For me, aside from the obvious"installing stuff" and"downloading stuff" the biggest increase (incremental RAM overhead) seems to be from editing large files contained in the squashfs base image.
With each file edited, ya wind up with original file + edited copy in rootfs }} toram
Frequent flattening, via snapshot, is noticeably helpful in this regard.
low swappiness is one way to reduce 'wear' on an SSD
Ah, that's a good point.
FWIW, I've been running without fixed drive(s) mounted at boot for over a year. Usually the fixed drives aren't even cabled. (I guess I'm eliminating drive wear, haha)
USB2 pendrives + toram + 800MHz RAM ...is decently fast.
USB3 pendrives + toram + 1866MHz RAM (not yet my daily driver) is ridiculously fast.
I considered spending $$$ on a small SSD and going the 'frugal install' route but decided"no, that would amount to putting all my eggs in one basket".

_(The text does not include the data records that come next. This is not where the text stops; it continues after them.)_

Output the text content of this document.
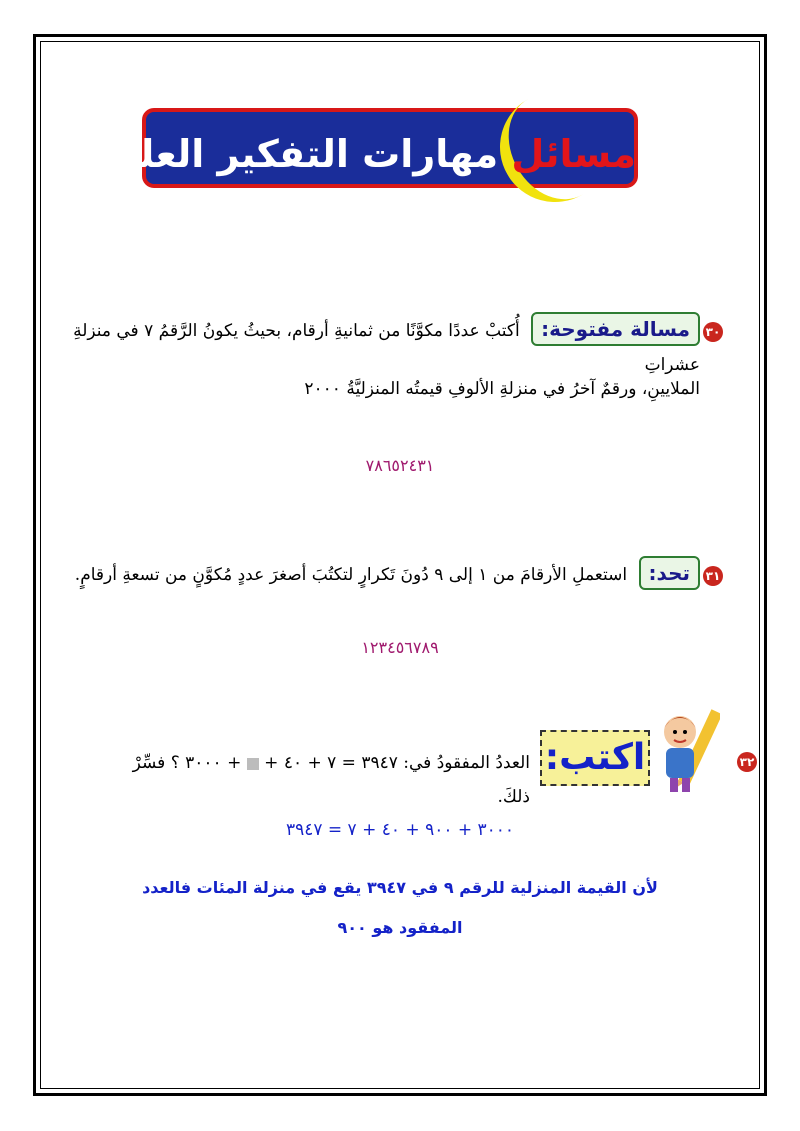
مسائل مهارات التفكير العليا:
٣٠
مسالة مفتوحة: أُكتبْ عددًا مكوَّنًا من ثمانيةِ أرقام، بحيثُ يكونُ الرَّقمُ ٧ في منزلةِ عشراتِ
الملايينِ، ورقمٌ آخرُ في منزلةِ الألوفِ قيمتُه المنزليَّةُ ٢٠٠٠
٧٨٦٥٢٤٣١
٣١
تحد: استعملِ الأرقامَ من ١ إلى ٩ دُونَ تَكرارٍ لتكتُبَ أصغرَ عددٍ مُكوَّنٍ من تسعةِ أرقامٍ.
١٢٣٤٥٦٧٨٩
٣٢
اكتب:
العددُ المفقودُ في: ٣٩٤٧ = ٧ + ٤٠ +  + ٣٠٠٠ ؟ فسِّرْ ذلكَ.
٣٠٠٠ + ٩٠٠ + ٤٠ + ٧ = ٣٩٤٧
لأن القيمة المنزلية للرقم ٩ في ٣٩٤٧ يقع في منزلة المئات فالعدد
المفقود هو ٩٠٠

Across 4(?) years, none of my dozen or so pendrives has failed (also a couple microSD cards w/ usb adapter).
Why isn't it a default setting?
Catering to, or playing it safe for, users of less capable hardware. That would have been my guess as to 'why?'
Thinking back, I'm wondering whether the 2012 Mint LMDE _did_ tweak these settings. Its live boot sessions were remarkably snappy compared to other distros.